Most patients - about 70% - arrive between noon and midnight. That makes it much harder to see everyone without keeping people waiting, Kelly said.
Nancy Bee, nurse manager for the emergency department, worked in a dozen emergency rooms before arriving at Salem Hospital more than a decade ago. She said she’s confident in the staff as well as the procedures to get people treatment. Though her job is mostly administrative, she still occasionally works a night shift.
With the hospital so busy, it becomes more important to triage care.
Patients typically enter the emergency room either through a door reserved for medics or a door where private parties drop off patients.
The private entrance leads patients to a waiting room, clean and bare. The walls are beige. Its sterility — there is no art on the walls or even fake plants — leaves no harbor for viruses or bacteria. There is a television, the sound turned off. Patients and their company sit in well-padded chairs.
A triage nurse behind a clear screen discerns a patient’s problems and establishes the priority for treatment.
“My goal, not because it’s attainable but because that’s how you get close to it, is that no one would have to wait,” said Bee.

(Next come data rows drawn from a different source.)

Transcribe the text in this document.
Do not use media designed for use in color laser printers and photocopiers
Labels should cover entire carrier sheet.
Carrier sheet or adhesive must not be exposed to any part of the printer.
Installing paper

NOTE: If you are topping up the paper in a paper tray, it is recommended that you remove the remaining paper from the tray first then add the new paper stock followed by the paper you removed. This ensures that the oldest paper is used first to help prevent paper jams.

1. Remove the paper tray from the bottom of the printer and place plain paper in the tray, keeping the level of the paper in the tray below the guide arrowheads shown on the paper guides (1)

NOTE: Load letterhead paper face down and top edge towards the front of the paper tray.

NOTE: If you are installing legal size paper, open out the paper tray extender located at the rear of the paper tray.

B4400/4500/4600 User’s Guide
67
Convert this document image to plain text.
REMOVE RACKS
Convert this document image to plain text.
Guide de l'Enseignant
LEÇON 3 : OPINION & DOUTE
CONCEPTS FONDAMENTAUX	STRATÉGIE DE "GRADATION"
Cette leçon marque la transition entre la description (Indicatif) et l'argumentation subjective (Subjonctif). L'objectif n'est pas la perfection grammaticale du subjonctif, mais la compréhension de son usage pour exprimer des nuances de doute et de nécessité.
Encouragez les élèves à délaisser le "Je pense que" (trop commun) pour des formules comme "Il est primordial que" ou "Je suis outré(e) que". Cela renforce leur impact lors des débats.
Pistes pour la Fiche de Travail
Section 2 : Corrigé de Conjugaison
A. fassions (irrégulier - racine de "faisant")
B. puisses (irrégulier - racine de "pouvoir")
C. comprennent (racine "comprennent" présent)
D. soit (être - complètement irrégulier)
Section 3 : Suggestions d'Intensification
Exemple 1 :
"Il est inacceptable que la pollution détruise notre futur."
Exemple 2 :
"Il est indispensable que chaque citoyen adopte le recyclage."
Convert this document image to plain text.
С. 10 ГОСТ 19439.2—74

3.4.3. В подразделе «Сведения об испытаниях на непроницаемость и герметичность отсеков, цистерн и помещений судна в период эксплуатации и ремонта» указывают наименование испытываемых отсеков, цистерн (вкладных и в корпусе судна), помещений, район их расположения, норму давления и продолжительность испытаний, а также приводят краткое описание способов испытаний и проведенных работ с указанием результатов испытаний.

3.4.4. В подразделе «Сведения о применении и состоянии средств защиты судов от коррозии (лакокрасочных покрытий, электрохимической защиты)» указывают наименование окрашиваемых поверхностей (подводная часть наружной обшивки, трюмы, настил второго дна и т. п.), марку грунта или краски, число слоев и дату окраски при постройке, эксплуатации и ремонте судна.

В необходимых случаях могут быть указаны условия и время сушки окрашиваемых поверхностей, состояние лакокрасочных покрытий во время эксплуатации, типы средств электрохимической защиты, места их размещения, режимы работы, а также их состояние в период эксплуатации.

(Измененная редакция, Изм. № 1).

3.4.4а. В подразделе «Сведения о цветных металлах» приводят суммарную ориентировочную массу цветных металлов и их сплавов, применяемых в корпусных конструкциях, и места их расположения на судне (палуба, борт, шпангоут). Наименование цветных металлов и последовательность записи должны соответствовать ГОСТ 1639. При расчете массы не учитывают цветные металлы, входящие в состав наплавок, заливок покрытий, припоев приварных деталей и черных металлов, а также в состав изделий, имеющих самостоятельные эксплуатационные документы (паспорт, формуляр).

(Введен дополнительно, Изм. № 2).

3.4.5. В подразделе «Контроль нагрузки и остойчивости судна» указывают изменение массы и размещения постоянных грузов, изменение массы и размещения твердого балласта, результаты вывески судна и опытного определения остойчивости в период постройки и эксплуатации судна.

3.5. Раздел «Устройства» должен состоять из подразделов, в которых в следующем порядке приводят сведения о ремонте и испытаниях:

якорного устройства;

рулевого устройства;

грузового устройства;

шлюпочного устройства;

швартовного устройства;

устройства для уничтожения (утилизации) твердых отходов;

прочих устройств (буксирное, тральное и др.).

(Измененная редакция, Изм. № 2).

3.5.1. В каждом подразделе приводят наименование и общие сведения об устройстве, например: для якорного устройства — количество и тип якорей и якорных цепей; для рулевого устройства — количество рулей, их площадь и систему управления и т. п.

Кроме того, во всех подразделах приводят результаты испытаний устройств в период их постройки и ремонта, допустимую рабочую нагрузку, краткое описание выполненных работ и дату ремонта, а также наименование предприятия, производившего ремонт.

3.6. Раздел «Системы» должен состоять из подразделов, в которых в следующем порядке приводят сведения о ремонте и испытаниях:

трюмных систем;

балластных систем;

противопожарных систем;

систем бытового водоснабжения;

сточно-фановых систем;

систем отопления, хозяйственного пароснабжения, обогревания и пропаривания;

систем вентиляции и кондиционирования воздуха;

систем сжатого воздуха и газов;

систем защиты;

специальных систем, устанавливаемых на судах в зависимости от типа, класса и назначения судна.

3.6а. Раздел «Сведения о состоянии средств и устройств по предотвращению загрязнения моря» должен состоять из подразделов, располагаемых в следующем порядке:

Some patients can’t be treated quickly. Walterscheid recently cared for an elderly woman with mild dementia who was brought by ambulance from the adult home where she lived. Caregivers noticed she wasn’t acting normally.
Walterscheid discovered the record of her medical history was spotty. He pieced it together with the notes from other doctors and prior patient history and by talking with her. Then he set to work diagnose her.
Confusion could be the result of a metabolic issue like low blood sugar, an infection, a thyroid problem, a stroke or brain bleed, he said. It’s his job to decide what’s most likely, test for it and begin treatment.
Such medical puzzles take time.
“A lot of times these are really complicated people,” Walterscheid said. “It’s a lot to process and balance.”
This case was more serious because of the patient’s age. Falls, pneumonia, abdominal pain and other injuries may not sound threatening, but they can be deadly for the elderly.
Cases like those are becoming more frequent at Salem Hospital, according to Kelly.
(Graphic by Rachel Alexander/Salem Reporter)
In the last four years, the count of patients with life threatening injuries and illnesses rose 42%, according to data provided by hospital officials. From 2010 to 2017, Salem’s population over 60 grew nearly 20% — from 27,475 to 31,236.
“You’ve probably heard the term Silver Tsunami,” Kelly said. “It’s a real thing.”
Most signs point to Salem Hospital getting busier in the future.
Internal records provided to Salem Reporter show the hospital projects the population of people aged 60 and older will grow by 36% in the next 15 years.
Construction crews and supervisors, set to help the hospital expand, can often be seen pacing by the emergency room. Thick curtains hang near where Salem Health plans to add 150 beds, set to open by 2022.
But new construction won’t always be the cure, hospital officials said.
“You’d have to build a 100-bed ER … and then most of the day not use it,” Kelly said. “It just doesn’t pencil out, as far as area involved or how to even manage something like that. So there will be some waiting times in those busiest times.”
To accommodate the growth without expanding the ER, the hospital has changed some of its practices, including adding staff. New care managers, for example, help patients find resources for care more suitable than another visit to the emergency room, such as in-home care.
Channeling people to such resources saves space in the emergency room and frees doctors who would otherwise have to help, according to Nicole VanDerHeyden, chief medical officer for Salem Health Medical Group.
“It’s just very hard for a physician, in terms of time, to provide care to other patients and do that,” she said.